The covariates age, sex, and total intracranial volume (TIV) were used in all analyses. MRI data were acquired at two sites. As recommended by the MRI quality assurance protocol of the FOR2107 cohort, we used two dummy-coded variables accounting for the change of a body coil and site (Marburg pre body coil: yes/no, Marburg post body coil: yes/no, and Münster as reference category [52]). Following the CAT12 recommendations (http://dbm.neuro.uni-jena.de/cat/), threshold masking with a value of 0.1 was applied for all analyses to exclude non-brain areas. Results were considered significant at p < 0.05 cluster-level family wise error-corrected (FWE) for multiple comparisons after an initial threshold of p < 0.001 uncorrected, with a cluster extend threshold of k > 10. Significant clusters were labelled using the Dartel space Neuromorphometrics atlas (http://www.neuromorphometrics.com/).
Transdiagnostic phenotypical factors associated with GMV
To answer the question which factors were associated with transdiagnostic morphometric findings, we associated the identified conjunction cluster with four different domains. These were (1) early risk and protective factors, (2) current risk and protective factors, (3) psychopathology and (4) neuropsychology (see above). To this end, we extracted eigenvariate values (weighted means) as an approximation of mean value from the conjunction cluster. Using SPSS 27, we ran four separate multiple regression models. We decided against one combined model, as this would have resulted in a largely reduced sample size. Using four models allowed us to minimize sample size loss without having to impute values. In all models, age, sex, TIV, two site/bodycoil variables, and a group variable were used as covariates. Multicollinearity in these variables was absent.
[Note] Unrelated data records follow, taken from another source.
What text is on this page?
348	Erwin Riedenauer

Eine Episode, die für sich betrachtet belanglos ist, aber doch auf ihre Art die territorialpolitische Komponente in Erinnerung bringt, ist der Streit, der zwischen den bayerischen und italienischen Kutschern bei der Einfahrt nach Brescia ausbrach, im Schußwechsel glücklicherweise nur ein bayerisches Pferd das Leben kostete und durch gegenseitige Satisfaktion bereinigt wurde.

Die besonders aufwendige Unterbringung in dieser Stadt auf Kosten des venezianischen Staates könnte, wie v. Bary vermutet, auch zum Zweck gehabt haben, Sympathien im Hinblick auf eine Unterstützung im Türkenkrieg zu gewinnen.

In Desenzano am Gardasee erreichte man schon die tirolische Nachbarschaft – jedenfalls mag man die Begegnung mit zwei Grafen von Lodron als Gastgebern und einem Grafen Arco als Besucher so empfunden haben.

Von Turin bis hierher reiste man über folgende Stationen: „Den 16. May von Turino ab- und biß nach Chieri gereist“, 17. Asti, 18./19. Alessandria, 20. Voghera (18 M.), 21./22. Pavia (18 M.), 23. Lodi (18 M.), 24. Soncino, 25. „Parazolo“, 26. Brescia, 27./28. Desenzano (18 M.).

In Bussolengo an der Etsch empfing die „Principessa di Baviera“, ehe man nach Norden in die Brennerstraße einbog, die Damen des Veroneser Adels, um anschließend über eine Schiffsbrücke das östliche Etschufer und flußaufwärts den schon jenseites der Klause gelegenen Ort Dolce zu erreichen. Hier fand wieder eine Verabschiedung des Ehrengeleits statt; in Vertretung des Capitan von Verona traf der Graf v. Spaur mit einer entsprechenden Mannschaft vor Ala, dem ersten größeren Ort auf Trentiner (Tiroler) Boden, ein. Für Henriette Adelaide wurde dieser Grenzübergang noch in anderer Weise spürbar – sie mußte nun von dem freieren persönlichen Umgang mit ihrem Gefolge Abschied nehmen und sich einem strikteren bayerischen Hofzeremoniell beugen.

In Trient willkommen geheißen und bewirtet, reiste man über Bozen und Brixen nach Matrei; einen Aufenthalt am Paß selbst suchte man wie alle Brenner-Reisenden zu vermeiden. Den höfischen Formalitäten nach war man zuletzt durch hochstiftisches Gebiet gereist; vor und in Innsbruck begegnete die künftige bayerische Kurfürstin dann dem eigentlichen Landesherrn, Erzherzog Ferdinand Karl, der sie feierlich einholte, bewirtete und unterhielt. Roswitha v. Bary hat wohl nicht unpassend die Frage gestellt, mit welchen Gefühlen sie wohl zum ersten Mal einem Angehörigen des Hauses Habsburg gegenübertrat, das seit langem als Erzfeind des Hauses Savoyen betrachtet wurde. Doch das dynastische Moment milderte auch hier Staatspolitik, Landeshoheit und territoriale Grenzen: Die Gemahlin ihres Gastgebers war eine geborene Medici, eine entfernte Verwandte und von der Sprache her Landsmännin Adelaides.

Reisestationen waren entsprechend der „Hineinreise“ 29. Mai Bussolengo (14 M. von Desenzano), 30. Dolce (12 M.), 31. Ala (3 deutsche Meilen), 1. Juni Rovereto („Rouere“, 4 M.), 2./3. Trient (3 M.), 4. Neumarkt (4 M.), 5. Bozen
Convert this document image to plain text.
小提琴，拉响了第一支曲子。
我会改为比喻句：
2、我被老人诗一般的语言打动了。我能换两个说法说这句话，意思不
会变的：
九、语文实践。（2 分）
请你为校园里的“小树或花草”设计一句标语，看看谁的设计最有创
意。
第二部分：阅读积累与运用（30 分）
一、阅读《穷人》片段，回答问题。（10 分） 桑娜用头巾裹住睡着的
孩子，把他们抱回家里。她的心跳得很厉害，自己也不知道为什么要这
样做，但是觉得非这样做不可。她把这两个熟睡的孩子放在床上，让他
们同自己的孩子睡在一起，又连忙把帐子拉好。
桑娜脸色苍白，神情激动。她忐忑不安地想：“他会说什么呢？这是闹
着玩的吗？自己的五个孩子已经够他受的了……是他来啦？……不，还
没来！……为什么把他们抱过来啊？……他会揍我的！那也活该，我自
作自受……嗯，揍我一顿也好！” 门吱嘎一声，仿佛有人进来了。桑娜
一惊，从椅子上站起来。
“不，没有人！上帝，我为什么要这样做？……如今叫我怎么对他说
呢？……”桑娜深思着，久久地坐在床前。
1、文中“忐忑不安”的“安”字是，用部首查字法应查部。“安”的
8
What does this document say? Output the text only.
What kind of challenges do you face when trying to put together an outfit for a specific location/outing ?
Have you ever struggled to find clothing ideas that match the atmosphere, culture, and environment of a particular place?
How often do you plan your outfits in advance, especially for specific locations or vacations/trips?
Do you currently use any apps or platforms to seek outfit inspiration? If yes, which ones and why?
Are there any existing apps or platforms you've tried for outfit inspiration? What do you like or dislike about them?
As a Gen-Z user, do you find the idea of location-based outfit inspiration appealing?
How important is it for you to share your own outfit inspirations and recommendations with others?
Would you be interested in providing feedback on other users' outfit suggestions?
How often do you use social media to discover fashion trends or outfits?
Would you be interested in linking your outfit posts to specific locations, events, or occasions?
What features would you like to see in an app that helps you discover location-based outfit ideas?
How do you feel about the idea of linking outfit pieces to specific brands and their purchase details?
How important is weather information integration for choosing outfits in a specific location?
The first model, early risk and protective factors, included childhood maltreatment, urbanicity, parental bonding, gestational age, birth weight, and familial risk. The second model, current risk and protective factors, included current life events, resilience, and social support. The third model, psychopathology, was comprised of global functioning, positive, negative, depressive, and manic symptomatology. The fourth model, neuropsychological performance, included three factors identified in the factor analysis described in the Supplement.